The stipulation is proposed to be replaced with a new one that reads as “Portfolio Investment beyond 24%, by FPIs/FIIs/NRIs, will require Government approval and not exceed 49% of the equity of the company. FDI in excess of 49% is subject to transfer of technology.”
This relaxation would automatically clear the decks for approval of pending licence applications of Indian companies that minority stakes held by FIIs & NRIs. 
The companies whose applications are pending with Industrial Licensing Committee (ILC) include Tata Advanced Materials Limited (TAPL), Punj Lloyd Industries Limited (PLIL), Reliance Aerospace Technologies Private Limited (RATPL) a step-down 100% -owned subsidiary of Reliance Industries Limited, Rossell India Limited  Elcome Marine Services Limited and Zen 
Technologies Ltd.   
ILC’s hesitation to interpret rationally the existing ban on FII investment has led to repeated deferment of the application of TAPL in which 14 non-resident Indians hold 90 shares in the company. The company had applied for licence to produce aircraft parts at Bangalore in Karnataka in January 2012. 
Similarly, ILC has repeatedly deferred five different applications of PLIL, which is a wholly owned subsidiary of Punj Lloyd Limited (PLL), in which FIIs hold 10.93% stake and NRIs 2.27%, apart from 22.79% FDI. 
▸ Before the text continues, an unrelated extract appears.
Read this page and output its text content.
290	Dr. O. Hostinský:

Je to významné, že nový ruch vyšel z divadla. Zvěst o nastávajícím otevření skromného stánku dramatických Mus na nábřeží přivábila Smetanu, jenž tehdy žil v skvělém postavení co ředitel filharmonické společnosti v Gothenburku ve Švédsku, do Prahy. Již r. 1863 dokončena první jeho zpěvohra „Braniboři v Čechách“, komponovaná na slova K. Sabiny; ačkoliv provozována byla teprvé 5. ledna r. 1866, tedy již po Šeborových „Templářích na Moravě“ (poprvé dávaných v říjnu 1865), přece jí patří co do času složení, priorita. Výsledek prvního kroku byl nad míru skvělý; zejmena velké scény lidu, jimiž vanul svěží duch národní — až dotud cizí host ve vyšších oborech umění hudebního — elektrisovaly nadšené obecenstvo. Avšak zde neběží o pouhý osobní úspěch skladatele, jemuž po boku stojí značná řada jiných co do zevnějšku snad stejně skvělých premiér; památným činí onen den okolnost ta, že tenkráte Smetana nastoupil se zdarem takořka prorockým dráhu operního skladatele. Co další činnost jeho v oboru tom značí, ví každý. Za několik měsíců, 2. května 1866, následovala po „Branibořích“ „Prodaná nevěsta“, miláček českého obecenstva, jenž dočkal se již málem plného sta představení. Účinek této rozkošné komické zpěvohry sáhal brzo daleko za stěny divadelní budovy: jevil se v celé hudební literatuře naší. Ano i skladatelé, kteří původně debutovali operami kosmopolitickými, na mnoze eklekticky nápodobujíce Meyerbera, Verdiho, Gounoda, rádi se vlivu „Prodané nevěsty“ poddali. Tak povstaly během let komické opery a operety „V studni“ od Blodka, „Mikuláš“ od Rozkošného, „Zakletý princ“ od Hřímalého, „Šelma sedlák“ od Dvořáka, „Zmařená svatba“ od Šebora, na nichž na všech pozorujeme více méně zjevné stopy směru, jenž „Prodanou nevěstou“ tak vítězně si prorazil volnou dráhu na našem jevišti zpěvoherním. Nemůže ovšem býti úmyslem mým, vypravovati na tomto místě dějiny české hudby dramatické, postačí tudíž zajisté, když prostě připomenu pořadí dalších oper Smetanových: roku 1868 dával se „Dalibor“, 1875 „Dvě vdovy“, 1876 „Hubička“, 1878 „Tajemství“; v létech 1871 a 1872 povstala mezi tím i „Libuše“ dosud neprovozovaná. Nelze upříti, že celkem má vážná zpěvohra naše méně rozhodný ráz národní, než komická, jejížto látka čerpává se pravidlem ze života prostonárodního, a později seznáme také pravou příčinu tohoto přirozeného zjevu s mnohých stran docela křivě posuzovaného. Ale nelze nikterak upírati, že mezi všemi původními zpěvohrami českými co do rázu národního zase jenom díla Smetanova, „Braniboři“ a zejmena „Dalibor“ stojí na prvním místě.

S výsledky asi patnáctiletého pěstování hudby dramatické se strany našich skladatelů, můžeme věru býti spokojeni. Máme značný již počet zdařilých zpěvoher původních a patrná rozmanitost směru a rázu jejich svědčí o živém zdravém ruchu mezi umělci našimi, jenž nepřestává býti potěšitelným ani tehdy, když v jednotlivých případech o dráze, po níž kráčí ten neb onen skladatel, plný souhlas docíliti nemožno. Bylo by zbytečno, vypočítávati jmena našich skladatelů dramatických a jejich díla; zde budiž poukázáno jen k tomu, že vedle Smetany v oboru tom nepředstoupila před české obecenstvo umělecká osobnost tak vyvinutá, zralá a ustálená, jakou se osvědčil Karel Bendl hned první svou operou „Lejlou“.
PLIL has applied for licences to produce anti-tank weapons, armoured combat vehicles, naval equipment such as torpedoes, defence components and aircraft. 
In the draft note for Cabinet, MCI had proposed increase in cap on FDI to 100% from 26% at present. Applications envisaging FDI above this ceiling have to referred to Cabinet Committee on Security (CCS) for clearance on case-to-case basis by taking into the scope for acess to the modern technology. 
It is now proposed to apply this procedure to applications envisaging FDI above 74%.  
DIPP has pitched for liberalization of foreign investment regulations in the defence sector against the backdrop of the fact that Defence Ministry intends to modernize armed forces with capital procurement budget of more than $ 130 billion over the next seven years. In addition, $ 110 million is expected to be invested by the Central and State Governments on internal security forces. 
DIPP believes that substantial investment in defence manufacturing would have synergetic impact on industries such as automotive, textiles and polymers that have linkages with the defence sector.   Analysts suggest that Modi Government should address the concerns of stakeholders that are against hiking the FDI ceiling in defence sector by creating policy and contractual safeguards.
They suggest that FDI approval should clearly specify that the companies would export equipment subject to clearance by the Government.
To protect national interest, the Government should also stipulate that all multinational-promoted Indian factories would have to strictly comply with the Government directives during hostilities/war with any nation. The failure to comply with directives would result in immediate takeover of the factories by Government-nominated entities.